Im Film wird auch die "Pause", die Corona verursacht hat, thematisiert. Hatten Sie als junger Mensch in der Ausbildung, in der Lernphase, das Gefühl, dass Ihnen Zeit gestohlen wird?
Ja und nein. Damals war ich natürlich frustriert, weil ich das Gefühl hatte, das steht nun meiner Karriere im Weg. Im Nachhinein muss ich aber sagen, dass das nun mal mein Weg war, so wie er verlaufen ist, und ich bin immens dankbar für alles. Natürlich nicht für Corona an sich, aber aufgrund der Tatsache, dass ich nach einer Möglichkeit zum Arbeiten gesucht habe – und da das auf den Färöer-Inseln möglich war, bin ich zum Restaurant "Koks" gekommen. Das hätte ich sonst vielleicht nie entdeckt. Insofern war das für mich letztendlich ein glücklicher Umstand.
Und dort sind Sie auch noch …
Ja, ich bin vor einigen Wochen Sous-Chefin geworden und plane, erstmal im "Koks" zu bleiben.
Was gibt Ihnen das heimische Gefühl, das im Film so gut rüberkommt?
Es ist einfach eine kleine Insel, auf der ich da jetzt bin, mit einer Community, in der sich alle Nachbarn helfen. Man spürt, dass es eine Gesellschaft ist, die stark zusammenhält. Es gibt keine Kriminalität, alle lassen ihre Türen offen, und wenn einer mit dem Auto im See steckenbleibt (lacht), wie im Film gut zu sehen ist, dann helfen andere sofort.

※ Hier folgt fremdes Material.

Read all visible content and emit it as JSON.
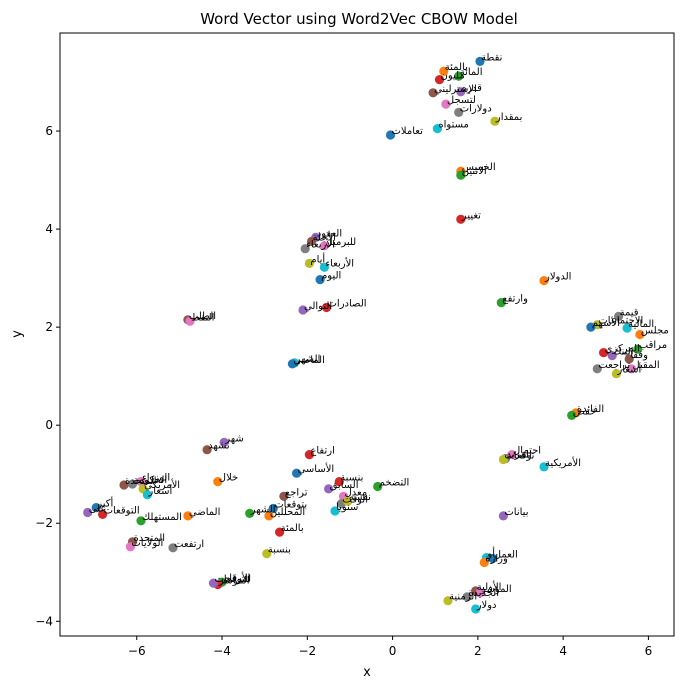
{
  "chart_data": {
    "type": "scatter",
    "title": "Word Vector using Word2Vec CBOW Model",
    "xlabel": "x",
    "ylabel": "y",
    "xlim": [
      -7.8,
      6.6
    ],
    "ylim": [
      -4.3,
      8.0
    ],
    "xticks": [
      -6,
      -4,
      -2,
      0,
      2,
      4,
      6
    ],
    "yticks": [
      -4,
      -2,
      0,
      2,
      4,
      6
    ],
    "grid": false,
    "palette": [
      "#1f77b4",
      "#ff7f0e",
      "#2ca02c",
      "#d62728",
      "#9467bd",
      "#8c564b",
      "#e377c2",
      "#7f7f7f",
      "#bcbd22",
      "#17becf"
    ],
    "points": [
      {
        "word": "نقطة",
        "x": 2.05,
        "y": 7.42
      },
      {
        "word": "بالمئة",
        "x": 1.2,
        "y": 7.22
      },
      {
        "word": "المائة",
        "x": 1.55,
        "y": 7.12
      },
      {
        "word": "مليون",
        "x": 1.1,
        "y": 7.05
      },
      {
        "word": "قدره",
        "x": 1.6,
        "y": 6.8
      },
      {
        "word": "الإسترليني",
        "x": 0.95,
        "y": 6.78
      },
      {
        "word": "لتسجل",
        "x": 1.25,
        "y": 6.55
      },
      {
        "word": "دولارات",
        "x": 1.55,
        "y": 6.38
      },
      {
        "word": "بمقدار",
        "x": 2.4,
        "y": 6.2
      },
      {
        "word": "مستواه",
        "x": 1.05,
        "y": 6.05
      },
      {
        "word": "تعاملات",
        "x": -0.05,
        "y": 5.92
      },
      {
        "word": "الخميس",
        "x": 1.6,
        "y": 5.18
      },
      {
        "word": "الاثنين",
        "x": 1.6,
        "y": 5.1
      },
      {
        "word": "تغيير",
        "x": 1.6,
        "y": 4.2
      },
      {
        "word": "العقود",
        "x": -1.8,
        "y": 3.83
      },
      {
        "word": "الآجلة",
        "x": -1.9,
        "y": 3.75
      },
      {
        "word": "للبرميل",
        "x": -1.6,
        "y": 3.66
      },
      {
        "word": "الأربعاء",
        "x": -2.05,
        "y": 3.6
      },
      {
        "word": "أيام",
        "x": -1.95,
        "y": 3.3
      },
      {
        "word": "الأربعاء",
        "x": -1.6,
        "y": 3.22
      },
      {
        "word": "اليوم",
        "x": -1.7,
        "y": 2.97
      },
      {
        "word": "الدولار",
        "x": 3.55,
        "y": 2.95
      },
      {
        "word": "وارتفع",
        "x": 2.55,
        "y": 2.5
      },
      {
        "word": "الصادرات",
        "x": -1.55,
        "y": 2.4
      },
      {
        "word": "التوالي",
        "x": -2.1,
        "y": 2.35
      },
      {
        "word": "الطلب",
        "x": -4.8,
        "y": 2.15
      },
      {
        "word": "النفط",
        "x": -4.75,
        "y": 2.12
      },
      {
        "word": "قيمة",
        "x": 5.3,
        "y": 2.22
      },
      {
        "word": "الاجتماعات",
        "x": 4.8,
        "y": 2.05
      },
      {
        "word": "المالية",
        "x": 5.5,
        "y": 1.98
      },
      {
        "word": "الأسهم",
        "x": 4.65,
        "y": 2.0
      },
      {
        "word": "مجلس",
        "x": 5.8,
        "y": 1.85
      },
      {
        "word": "مراقب",
        "x": 5.75,
        "y": 1.55
      },
      {
        "word": "المركزي",
        "x": 4.95,
        "y": 1.48
      },
      {
        "word": "البنك",
        "x": 5.15,
        "y": 1.42
      },
      {
        "word": "وفقا",
        "x": 5.55,
        "y": 1.35
      },
      {
        "word": "المقبل",
        "x": 5.6,
        "y": 1.15
      },
      {
        "word": "تراجعت",
        "x": 4.8,
        "y": 1.15
      },
      {
        "word": "أسعار",
        "x": 5.25,
        "y": 1.05
      },
      {
        "word": "الشهر",
        "x": -2.3,
        "y": 1.27
      },
      {
        "word": "الماضي",
        "x": -2.35,
        "y": 1.25
      },
      {
        "word": "الفائدة",
        "x": 4.3,
        "y": 0.25
      },
      {
        "word": "خفض",
        "x": 4.2,
        "y": 0.2
      },
      {
        "word": "ارتفاع",
        "x": -1.95,
        "y": -0.6
      },
      {
        "word": "شهر",
        "x": -3.95,
        "y": -0.35
      },
      {
        "word": "نشهد",
        "x": -4.35,
        "y": -0.5
      },
      {
        "word": "احتمال",
        "x": 2.8,
        "y": -0.6
      },
      {
        "word": "المزيد",
        "x": 2.65,
        "y": -0.68
      },
      {
        "word": "توقعات",
        "x": 2.6,
        "y": -0.7
      },
      {
        "word": "الأمريكية",
        "x": 3.55,
        "y": -0.85
      },
      {
        "word": "الأساسي",
        "x": -2.25,
        "y": -0.98
      },
      {
        "word": "خلال",
        "x": -4.1,
        "y": -1.15
      },
      {
        "word": "التضخم",
        "x": -0.35,
        "y": -1.25
      },
      {
        "word": "بنسبة",
        "x": -1.25,
        "y": -1.15
      },
      {
        "word": "السابق",
        "x": -1.5,
        "y": -1.3
      },
      {
        "word": "تراجع",
        "x": -2.55,
        "y": -1.45
      },
      {
        "word": "معدل",
        "x": -1.15,
        "y": -1.45
      },
      {
        "word": "الوقت",
        "x": -1.2,
        "y": -1.6
      },
      {
        "word": "نفسه",
        "x": -1.05,
        "y": -1.55
      },
      {
        "word": "سنويا",
        "x": -1.35,
        "y": -1.75
      },
      {
        "word": "بتوقعات",
        "x": -2.8,
        "y": -1.7
      },
      {
        "word": "المحللين",
        "x": -2.9,
        "y": -1.85
      },
      {
        "word": "الشهر",
        "x": -3.35,
        "y": -1.8
      },
      {
        "word": "بالمئة",
        "x": -2.65,
        "y": -2.18
      },
      {
        "word": "بيانات",
        "x": 2.6,
        "y": -1.85
      },
      {
        "word": "المتحدة",
        "x": -6.3,
        "y": -1.22
      },
      {
        "word": "الوزراء",
        "x": -5.9,
        "y": -1.15
      },
      {
        "word": "الحكومة",
        "x": -6.1,
        "y": -1.2
      },
      {
        "word": "الأمريكي",
        "x": -5.85,
        "y": -1.3
      },
      {
        "word": "أسعار",
        "x": -5.75,
        "y": -1.42
      },
      {
        "word": "أكبر",
        "x": -6.95,
        "y": -1.68
      },
      {
        "word": "الماضي",
        "x": -4.8,
        "y": -1.85
      },
      {
        "word": "المستهلك",
        "x": -5.9,
        "y": -1.95
      },
      {
        "word": "التوقعات",
        "x": -6.8,
        "y": -1.82
      },
      {
        "word": "على",
        "x": -7.15,
        "y": -1.78
      },
      {
        "word": "المتحدة",
        "x": -6.1,
        "y": -2.38
      },
      {
        "word": "الولايات",
        "x": -6.15,
        "y": -2.48
      },
      {
        "word": "ارتفعت",
        "x": -5.15,
        "y": -2.5
      },
      {
        "word": "بنسبة",
        "x": -2.95,
        "y": -2.62
      },
      {
        "word": "أو",
        "x": 2.2,
        "y": -2.7
      },
      {
        "word": "العمل",
        "x": 2.35,
        "y": -2.72
      },
      {
        "word": "وزارة",
        "x": 2.15,
        "y": -2.8
      },
      {
        "word": "الأرقام",
        "x": -4.0,
        "y": -3.2
      },
      {
        "word": "المؤشر",
        "x": -4.1,
        "y": -3.25
      },
      {
        "word": "للتوقعات",
        "x": -4.2,
        "y": -3.22
      },
      {
        "word": "الأولية",
        "x": 1.95,
        "y": -3.38
      },
      {
        "word": "المؤشر",
        "x": 2.05,
        "y": -3.42
      },
      {
        "word": "الجديدة",
        "x": 1.75,
        "y": -3.5
      },
      {
        "word": "الزمنية",
        "x": 1.3,
        "y": -3.58
      },
      {
        "word": "دولار",
        "x": 1.95,
        "y": -3.75
      }
    ]
  }
}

Man spürt einen Zusammenhalt von Tag eins: Sobald man angekommen ist, ist man ein Teil dieser Gemeinschaft. Alle sind freundlich und hilfsbereit, den letzten Mord gab es vor über 60 Jahren, und wenn man länger dort lebt, merkt man diesen Spirit.
Auch im Restaurant?
Ja, ich habe noch nie ein Team erlebt, das so respektvoll miteinander umgeht. Wir entdecken auch immer etwas Neues: Auf der einen Seite die färöischen Traditionsprodukte, fermentiertes Fleisch und Fisch. Auf der anderen Seite ist unsere Küche durch unsere Fermentationstechnik so speziell und spannend, dass es für uns Köche einfach sehr abwechslungsreich ist. Und zu guter Letzt ist es die Natur, die einen wahnsinnig entschleunigt.
Keine Clubs?
Doch, aber nur einen (lacht). Man verbringt seine Freizeit einfach anders, viele mehr in der Natur. Wir sind da ja alle so ein bisschen reingestupst worden. Rückblickend, ich bin jetzt im dritten Jahr dort, verschieben sich die Werte so ein bisschen.
Wie standen Sie am Anfang Ihrer Karriere der Sterneküche gegenüber?
Meine Kochkarriere habe ich ja in der Sterneküche begonnen, daher war das mein absolutes Ziel. Die nordische Küche kommt einem da entgegen, sie ist sehr reduziert und wir verwenden vieles, was um uns herum wächst oder was wir im und am Meer finden. Wir verwenden regionale und saisonale Produkte und achten sehr auf die Qualität. Und dann bringen wir all unsere Erfahrung da rein aus allen möglichen Restaurants auf der Welt, in denen wir gelernt und gearbeitet haben. Dann wird etwas Neues draus. Wir verwenden vor allem oft Dinge, die die Färöer nicht so häufig essen, wie Oktopus oder Seeschnecken.
Man bekommt das Gefühl, dass die Geschichte der Gastronomie auf den Färöern noch sehr jung ist.
Ja, das stimmt. Man geht auch nicht oft aus dort oder essen, das ist alles noch neu.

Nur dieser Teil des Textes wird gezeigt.